Virgin Atlantic is seeing negative net bookings
This doesn’t come as a surprise, but Virgin Atlantic is seeing negative net bookings, meaning that more people are canceling flights than booking flights.
The airline says that the reduction in demand was expected, but the speed and extent to which things have happened requires the airline to take immediate and decisive action. Virgin Atlantic is now putting drastic measures in place to ensure cash is preserved, costs are controlled, and the future of the airline is safeguarded.
Virgin Atlantic reduces schedule by 80%, grounds 85% of fleet
Virgin Atlantic has announced that they will be significantly reducing their schedule:
- 80% of flights will be cut by March 26
- 75% of Virgin Atlantic’s fleet will be grounded by March 26, and 85% will be grounded by April
Virgin Atlantic will be focusing on core routes, depending on customer demand. The airline will continuously adjust this as the situation evolves, though I’d expect service to be limited to some of the routes that currently have multiple frequencies, like New York, Los Angeles, and maybe Boston.

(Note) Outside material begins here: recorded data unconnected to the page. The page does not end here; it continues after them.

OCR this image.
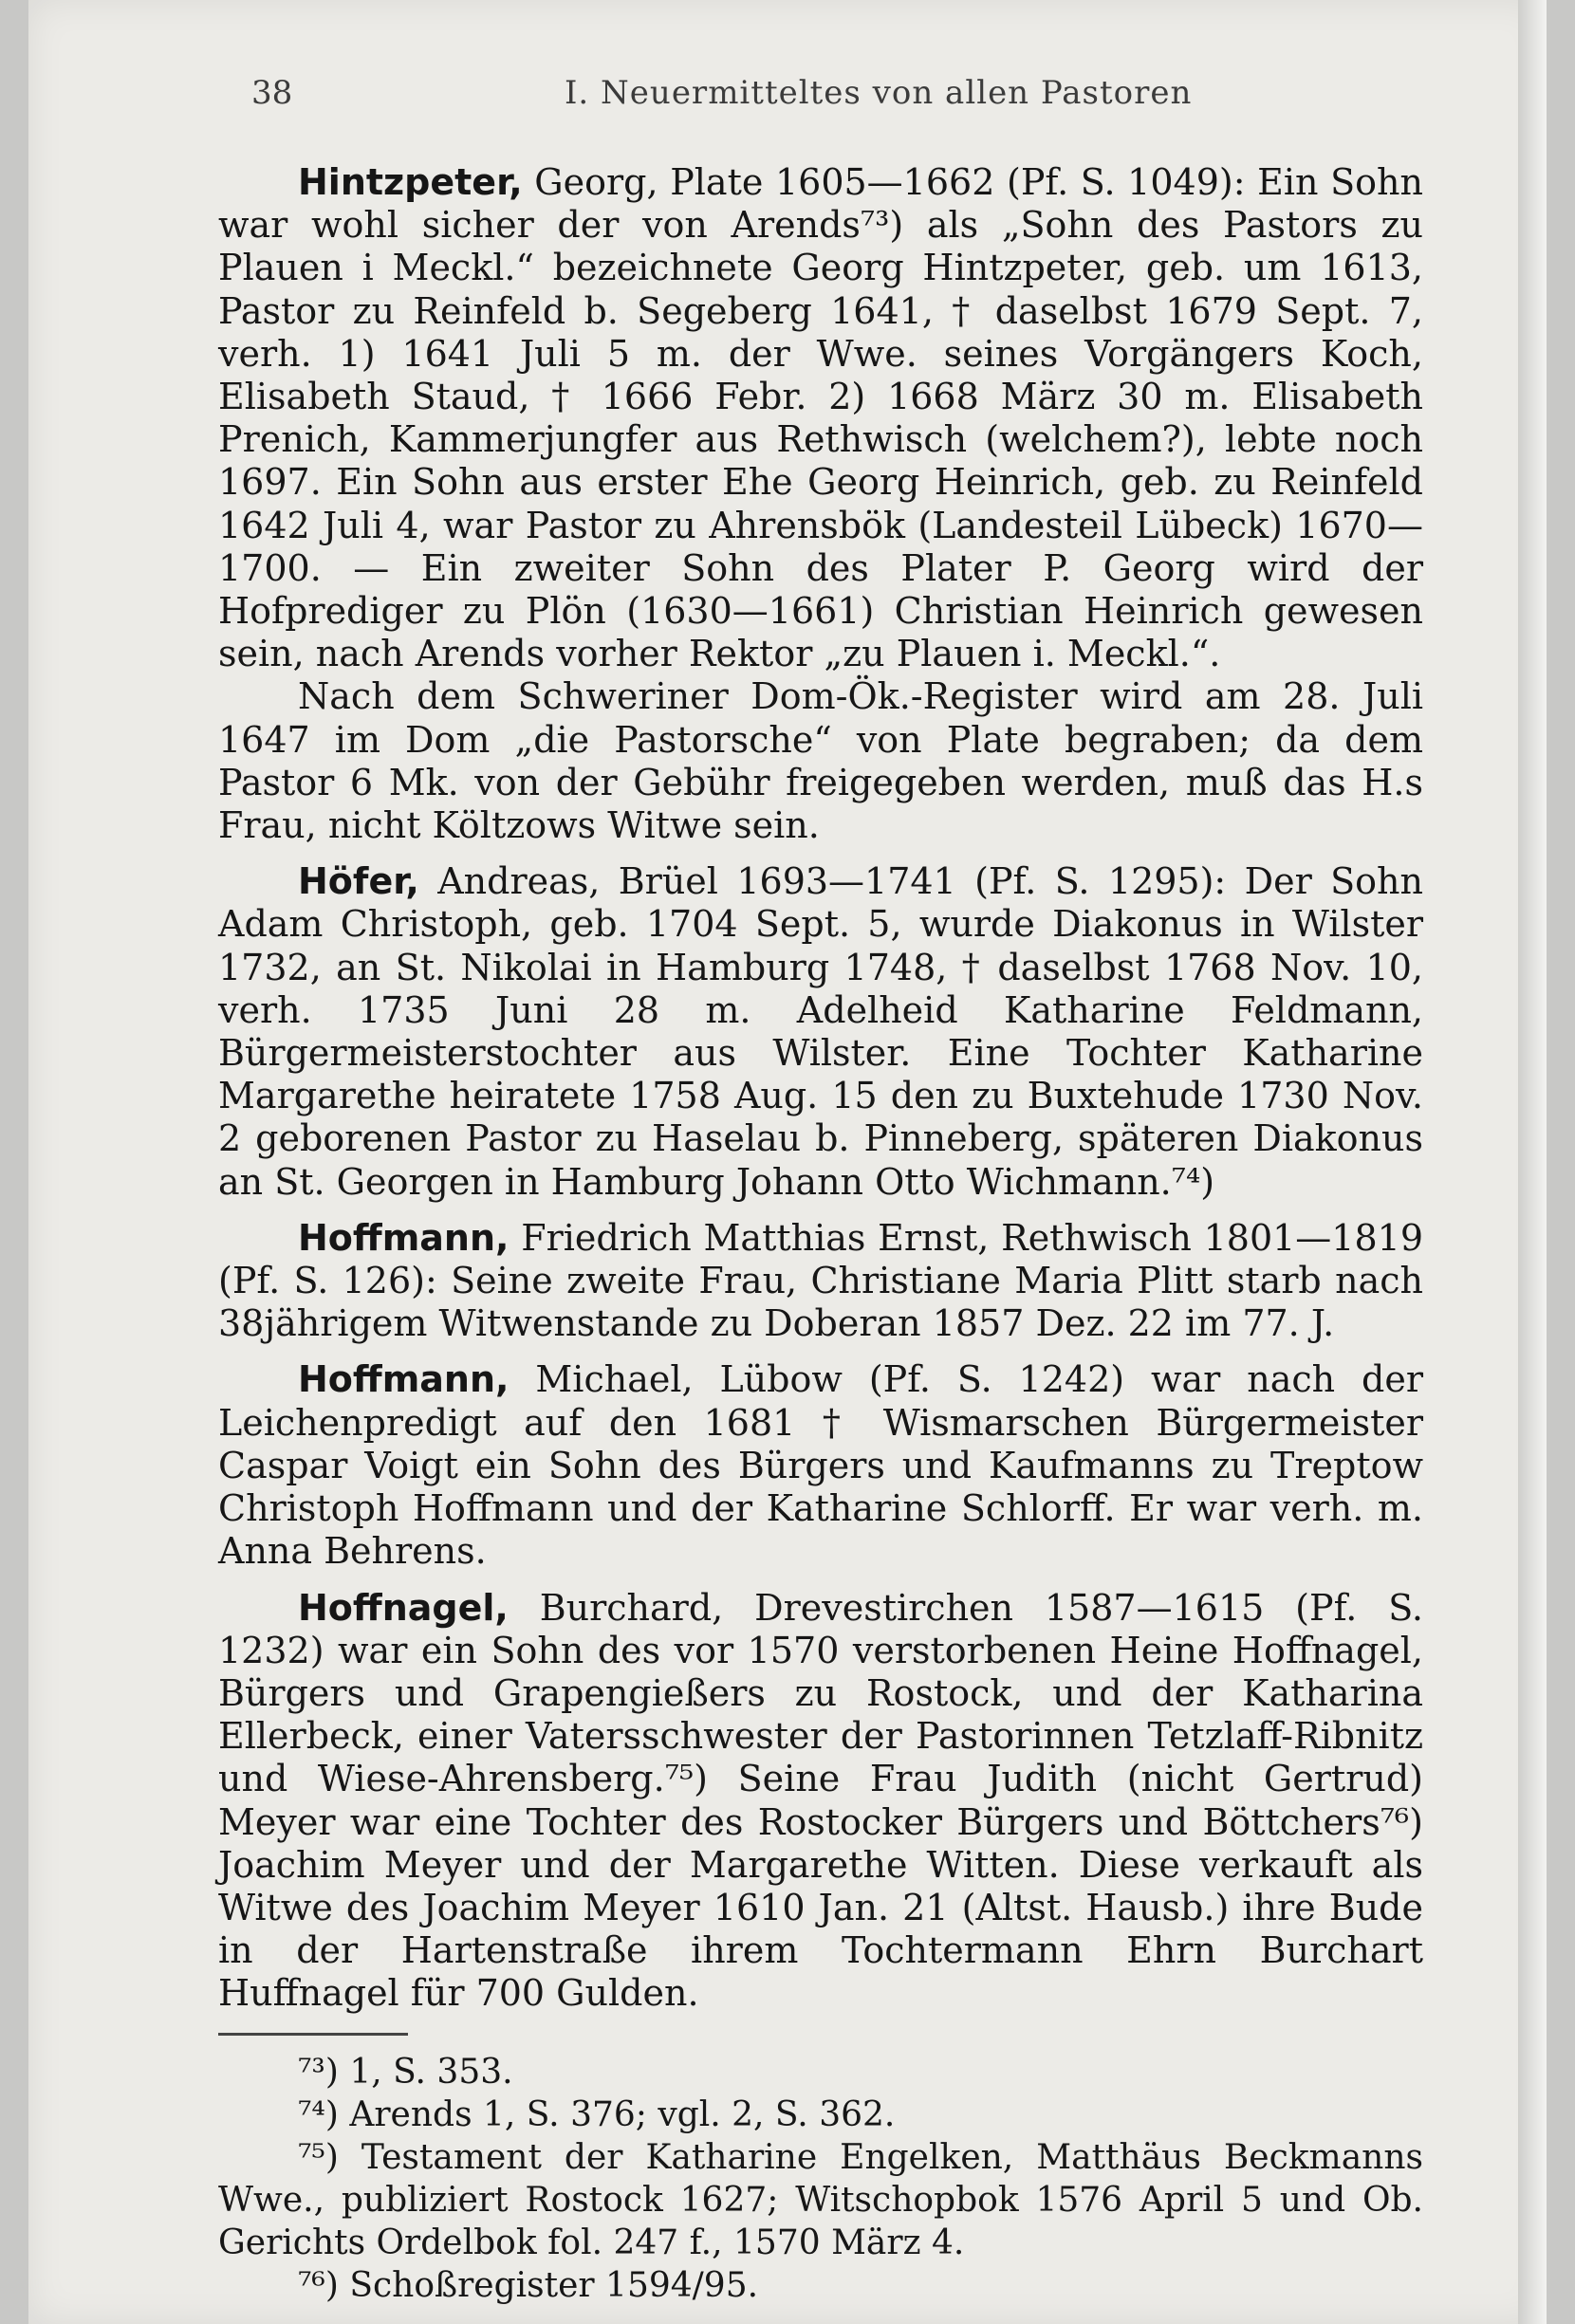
38	I. Neuermitteltes von allen Pastoren

Hintzpeter, Georg, Plate 1605—1662 (Pf. S. 1049): Ein Sohn war wohl sicher der von Arends⁷³) als „Sohn des Pastors zu Plauen i Meckl.“ bezeichnete Georg Hintzpeter, geb. um 1613, Pastor zu Reinfeld b. Segeberg 1641, † daselbst 1679 Sept. 7, verh. 1) 1641 Juli 5 m. der Wwe. seines Vorgängers Koch, Elisabeth Staud, † 1666 Febr. 2) 1668 März 30 m. Elisabeth Prenich, Kammerjungfer aus Rethwisch (welchem?), lebte noch 1697. Ein Sohn aus erster Ehe Georg Heinrich, geb. zu Reinfeld 1642 Juli 4, war Pastor zu Ahrensbök (Landesteil Lübeck) 1670—1700. — Ein zweiter Sohn des Plater P. Georg wird der Hofprediger zu Plön (1630—1661) Christian Heinrich gewesen sein, nach Arends vorher Rektor „zu Plauen i. Meckl.“.

Nach dem Schweriner Dom-Ök.-Register wird am 28. Juli 1647 im Dom „die Pastorsche“ von Plate begraben; da dem Pastor 6 Mk. von der Gebühr freigegeben werden, muß das H.s Frau, nicht Költzows Witwe sein.

Höfer, Andreas, Brüel 1693—1741 (Pf. S. 1295): Der Sohn Adam Christoph, geb. 1704 Sept. 5, wurde Diakonus in Wilster 1732, an St. Nikolai in Hamburg 1748, † daselbst 1768 Nov. 10, verh. 1735 Juni 28 m. Adelheid Katharine Feldmann, Bürgermeisterstochter aus Wilster. Eine Tochter Katharine Margarethe heiratete 1758 Aug. 15 den zu Buxtehude 1730 Nov. 2 geborenen Pastor zu Haselau b. Pinneberg, späteren Diakonus an St. Georgen in Hamburg Johann Otto Wichmann.⁷⁴)

Hoffmann, Friedrich Matthias Ernst, Rethwisch 1801—1819 (Pf. S. 126): Seine zweite Frau, Christiane Maria Plitt starb nach 38jährigem Witwenstande zu Doberan 1857 Dez. 22 im 77. J.

Hoffmann, Michael, Lübow (Pf. S. 1242) war nach der Leichenpredigt auf den 1681 † Wismarschen Bürgermeister Caspar Voigt ein Sohn des Bürgers und Kaufmanns zu Treptow Christoph Hoffmann und der Katharine Schlorff. Er war verh. m. Anna Behrens.

Hoffnagel, Burchard, Drevestirchen 1587—1615 (Pf. S. 1232) war ein Sohn des vor 1570 verstorbenen Heine Hoffnagel, Bürgers und Grapengießers zu Rostock, und der Katharina Ellerbeck, einer Vatersschwester der Pastorinnen Tetzlaff-Ribnitz und Wiese-Ahrensberg.⁷⁵) Seine Frau Judith (nicht Gertrud) Meyer war eine Tochter des Rostocker Bürgers und Böttchers⁷⁶) Joachim Meyer und der Margarethe Witten. Diese verkauft als Witwe des Joachim Meyer 1610 Jan. 21 (Altst. Hausb.) ihre Bude in der Hartenstraße ihrem Tochtermann Ehrn Burchart Huffnagel für 700 Gulden.

⁷³) 1, S. 353.

⁷⁴) Arends 1, S. 376; vgl. 2, S. 362.

⁷⁵) Testament der Katharine Engelken, Matthäus Beckmanns Wwe., publiziert Rostock 1627; Witschopbok 1576 April 5 und Ob. Gerichts Ordelbok fol. 247 f., 1570 März 4.

⁷⁶) Schoßregister 1594/95.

Virgin Atlantic is grounding 85% of their fleet
Virgin Atlantic permanently cutting Newark flights
Virgin Atlantic has announced that they are permanently cutting their London Heathrow to Newark route.
I find this announcement to be odd because that’s the only permanent route cut the airline has announced. Interestingly Newark is an airport where Virgin Atlantic has a Clubhouse, so I imagine that will be closed.
Virgin Atlantic is cutting flights to Newark
Virgin Atlantic asks staff to take eight weeks leave
Given the huge reduction in capacity, Virgin Atlantic is also asking staff to take leave:
- Staff are being asked to take eight weeks unpaid leave over the next three months; in other words, they’ll be asked to take up to two thirds of the next three months off
- The cost of this will be spread over six months’ salary, to drastically reduce costs without job losses
- The airline has the support of BALPA and UNITE, which are the unions representing many of their employees
On top of that, Virgin Atlantic is cutting staffing costs in other ways, including:
- Offering a one-time voluntary severance package to all employees
- Offering a sabbatical of 6-12 months
- Deferring annual pay increases until review in January 2021
- Reducing employer pension contribution for a period of one year
- Continuing to offer an enhanced company sick pay policy, however, with terms reduced to 12 weeks full pay
- CEO Shai Weiss has extended his 20% pay cut to the end of 2020, with the Executive Leadership Team agreeing a decrease of 15% for the same period
Virgin Atlantic is asking staff to take eight weeks leave
Virgin Atlantic wants help from the government
As is the case with so many airlines, Virgin Atlantic is looking for help from the government. The company wants the government to provide emergency credit facilities to a value of £5-7.5bn, to bolster confidence in the industry, and to prevent credit card processors from withholding customer payments.
On top of that, the airline wants slot restrictions to be waived through the summer of 2020, so that the airline doesn’t have to fly empty planes just to maintain slots.
Virgin Atlantic is seeking help from the government
Virgin Atlantic isn’t going quite as far as some other airlines, in the sense that they’re continuing some level of operations. However, it sounds like they’ll be operating well under a dozen planes in key markets, and canceling everything else.
The airline is also asking employees to, at a minimum, take eight weeks of unpaid leave in the next three months.